ISO?

It is the film speed or sensitivity to light, i think typical values are 100, 200,400,800,1600,3200 and 6400. The higher the ISO number is the faster the film reacts with the light, and so you can get the same exposure with less light if you use ISO 1600 compared to ISO 100. This can be an advantage in low light situations or where you want a high shutter speed to freeze the action. The disadvantage to this however is that as it is more reactive to light, there is more noise picked up and images can often apear grainy whn using films with a higher ISO speed.

In digital cameras there is settings you can use to change the ISO speed, rather than having to change a roll of film in a camera.

Thats my understanding, I'm sure if i'm wrong or missed anything out someone else will correct me. Hope that helps :)
 
ISO rating on a digital camera is essentially an indication of how much the signal on the sensor is being amplified, so that the exposure would be the same as it would have been on a film camera with the same ISO rated film.

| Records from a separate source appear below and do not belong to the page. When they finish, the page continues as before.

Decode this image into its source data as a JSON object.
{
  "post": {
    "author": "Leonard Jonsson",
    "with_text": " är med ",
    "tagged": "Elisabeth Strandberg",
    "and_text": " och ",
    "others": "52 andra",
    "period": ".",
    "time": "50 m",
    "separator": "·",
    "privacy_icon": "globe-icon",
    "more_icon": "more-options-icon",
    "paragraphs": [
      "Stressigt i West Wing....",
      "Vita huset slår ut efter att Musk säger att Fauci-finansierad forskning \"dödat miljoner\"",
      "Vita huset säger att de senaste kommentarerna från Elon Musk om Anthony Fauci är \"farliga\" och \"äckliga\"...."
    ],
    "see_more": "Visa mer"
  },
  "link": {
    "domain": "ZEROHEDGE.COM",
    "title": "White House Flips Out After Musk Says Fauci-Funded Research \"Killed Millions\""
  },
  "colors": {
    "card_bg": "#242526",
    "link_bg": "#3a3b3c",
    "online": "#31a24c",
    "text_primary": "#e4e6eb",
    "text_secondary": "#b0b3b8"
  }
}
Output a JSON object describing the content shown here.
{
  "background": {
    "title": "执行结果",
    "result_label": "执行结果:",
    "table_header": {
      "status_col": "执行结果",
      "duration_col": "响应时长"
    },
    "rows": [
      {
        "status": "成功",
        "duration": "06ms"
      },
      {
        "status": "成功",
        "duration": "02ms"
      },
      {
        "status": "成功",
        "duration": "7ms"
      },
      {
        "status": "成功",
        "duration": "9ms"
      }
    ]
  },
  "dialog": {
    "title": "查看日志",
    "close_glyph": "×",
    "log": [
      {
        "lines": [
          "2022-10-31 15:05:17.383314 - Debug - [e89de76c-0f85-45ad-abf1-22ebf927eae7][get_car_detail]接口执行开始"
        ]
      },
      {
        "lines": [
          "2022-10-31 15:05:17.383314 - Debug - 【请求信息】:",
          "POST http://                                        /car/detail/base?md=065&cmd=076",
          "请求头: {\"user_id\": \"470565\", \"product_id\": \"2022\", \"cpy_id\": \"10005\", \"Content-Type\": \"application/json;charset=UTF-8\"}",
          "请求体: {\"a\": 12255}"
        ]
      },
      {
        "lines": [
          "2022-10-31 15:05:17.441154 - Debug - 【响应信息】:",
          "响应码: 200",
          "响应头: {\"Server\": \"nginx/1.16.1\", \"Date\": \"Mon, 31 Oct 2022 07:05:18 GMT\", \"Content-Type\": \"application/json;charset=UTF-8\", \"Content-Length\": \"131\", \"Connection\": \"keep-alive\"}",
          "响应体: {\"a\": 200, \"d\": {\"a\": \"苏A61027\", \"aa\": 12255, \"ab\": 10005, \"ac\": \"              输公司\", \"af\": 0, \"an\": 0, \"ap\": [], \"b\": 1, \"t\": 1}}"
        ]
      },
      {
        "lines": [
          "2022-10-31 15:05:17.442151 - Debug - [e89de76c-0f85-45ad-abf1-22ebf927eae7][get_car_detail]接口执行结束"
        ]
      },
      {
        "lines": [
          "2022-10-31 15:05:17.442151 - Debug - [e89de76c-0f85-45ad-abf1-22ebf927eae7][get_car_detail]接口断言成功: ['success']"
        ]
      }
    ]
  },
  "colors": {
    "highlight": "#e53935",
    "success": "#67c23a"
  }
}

In the film days, ISO was an indication of film sensitivity, with higher sensitivity as the number went up. The numbers went something like ISO50, ISO100, ISO200, ISO400, 800, 1600, etc (some intermediate steps too, like ISO640). Twice the ISO number means the film was twice as sensitive, requiring either only half the shutter time or half of the aperture size to have the same brightness (exposure).

In the context of digital cameras, the ISO number indicates how much the sensor has to amplify the amount of light actually hitting the sensor surface. Higher ISO means the sensors are amplifying the signal more (in order to provide a brighter picture with less light actually hitting the sensor), which generally tends to result in "noise" as a result of the poorer S/N ratio.

On a D-SLR, you can generally expect acceptable or even good results up to ISO1600, but on a compact digital, you are unlikely to get decent results with anything higher than ISO400 (although some of the newer models seem to make a point of emphasizing "ISO1600 capable" etc, and some models are definitely better at higher ISOs than others).
 
Evil-Penguin said:
It is the film speed or sensitivity to light, i think typical values are 100, 200,400,800,1600,3200 and 6400. The higher the ISO number is the faster the film reacts with the light, and so you can get the same exposure with less light if you use ISO 1600 compared to ISO 100. This can be an advantage in low light situations or where you want a high shutter speed to freeze the action. The disadvantage to this however is that as it is more reactive to light, there is more noise picked up and images can often apear grainy whn using films with a higher ISO speed.

In digital cameras there is settings you can use to change the ISO speed, rather than having to change a roll of film in a camera.

Thats my understanding, I'm sure if i'm wrong or missed anything out someone else will correct me. Hope that helps :)

Yep thats correct, the only thing u might wanner know is the reason the film picks up noise, is the silver grains on the film become larger the higher the iso. So the grainyness is visible silver grain, and the large gaps inbetween these grains.

I never understood why this occured on digital though, maybe noise produces a similar effect.